As examples of the ways in which Rockwell Automation continues to advance its plant-wide control platform, Chakraborti cited the latest 3.0 release of the company's PlantPAx process automation system. "Many of the system's advanced new features were directly driven by user input," Chakraborti said. "QuickStart," for example, is a standard initial system setup that enhances consistency across large projects, especially when multiple parties are involved. Enhanced visualization toolkits, a new "Sequencer" procedural automation development platform and standards-based alarm management also were added in this latest release. Further, a new "Skid Workstation" product is designed to make it faster and easier to join up third-party skids developed concurrently with a plant-wide control project.
Virtualization, network communications and cyber security are among the frontiers where Rockwell Automation continues to leverage new technology, much of it adapted from the commercial sector to the unique demands of the industrial world, Chakraborti continued. "We believe in making sure your automation asset has the ability to support new capabilities as technology advances."
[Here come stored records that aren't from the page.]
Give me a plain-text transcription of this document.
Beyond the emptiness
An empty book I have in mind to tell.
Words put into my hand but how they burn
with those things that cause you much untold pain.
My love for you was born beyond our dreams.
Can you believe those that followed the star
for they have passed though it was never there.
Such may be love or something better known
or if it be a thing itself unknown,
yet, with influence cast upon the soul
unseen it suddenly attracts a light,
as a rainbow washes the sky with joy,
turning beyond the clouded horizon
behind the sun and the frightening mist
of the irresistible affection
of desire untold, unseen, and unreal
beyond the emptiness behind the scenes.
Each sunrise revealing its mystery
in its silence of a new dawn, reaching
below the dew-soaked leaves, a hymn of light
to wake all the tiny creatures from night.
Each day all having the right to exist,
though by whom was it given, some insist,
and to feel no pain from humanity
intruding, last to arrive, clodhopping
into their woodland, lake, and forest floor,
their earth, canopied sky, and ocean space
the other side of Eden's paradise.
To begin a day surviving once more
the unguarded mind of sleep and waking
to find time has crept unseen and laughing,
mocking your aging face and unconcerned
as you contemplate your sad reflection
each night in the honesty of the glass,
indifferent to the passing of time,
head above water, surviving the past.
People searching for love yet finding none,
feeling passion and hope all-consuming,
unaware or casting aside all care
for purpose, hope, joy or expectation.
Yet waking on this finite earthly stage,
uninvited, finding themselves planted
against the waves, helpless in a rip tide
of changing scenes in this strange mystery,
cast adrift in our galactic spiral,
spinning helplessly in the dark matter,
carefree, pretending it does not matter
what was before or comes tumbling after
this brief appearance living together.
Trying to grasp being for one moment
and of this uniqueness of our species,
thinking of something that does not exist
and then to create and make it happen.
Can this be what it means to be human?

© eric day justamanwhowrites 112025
New on the virtualization front are templates for easier deployment of Rockwell Automation servers and workstations, as well as sizing and architecture rules. And while the company remains "agnostic" as far its support of networking protocols, it also sees Ethernet/IP as an increasingly core network for process automation, Chakraborti said. He pointed to Endress + Hauser's release of EtherNet/IP-based mass flow, electromagnetic flow and now analytical instruments as evidence of the continued convergence of process automation networks "from sensors to the highest levels of plant networks" around the protocol. Rockwell Automation also continues to invest in cyber-secure "hardened" networks and associated services that incorporate such measures as access control and tamper detection.
Finally, when it comes to expanding the portfolio, "we believe in partnerships and acquisitions too," Chakraborti said. He cited the just announced acquisition of vMonitor, a pioneer in digital oilfield implementation and remote operations worldwide. The company delivers monitoring and control solutions for wellhead and upstream applications that combine cutting-edge wireless instrumentation and communication with visualization software to help customers make more informed decisions and improve production. vMonitor's remote terminal unit (RTU) offering, in particular, plugs a capabilities gap in Rockwell Automation's current offering for oil and gas companies, Chakraborti said.
Further, he indicated that Rockwell Automation would continue to pursue partnerships, organic developments and acquisitions that increase the company's value proposition for oil and gas companies and for other industry verticals as well. "Remote monitoring and asset management, subsea technologies, big data and analytics, all are enabling technologies that will help us further boost process performance for our customers."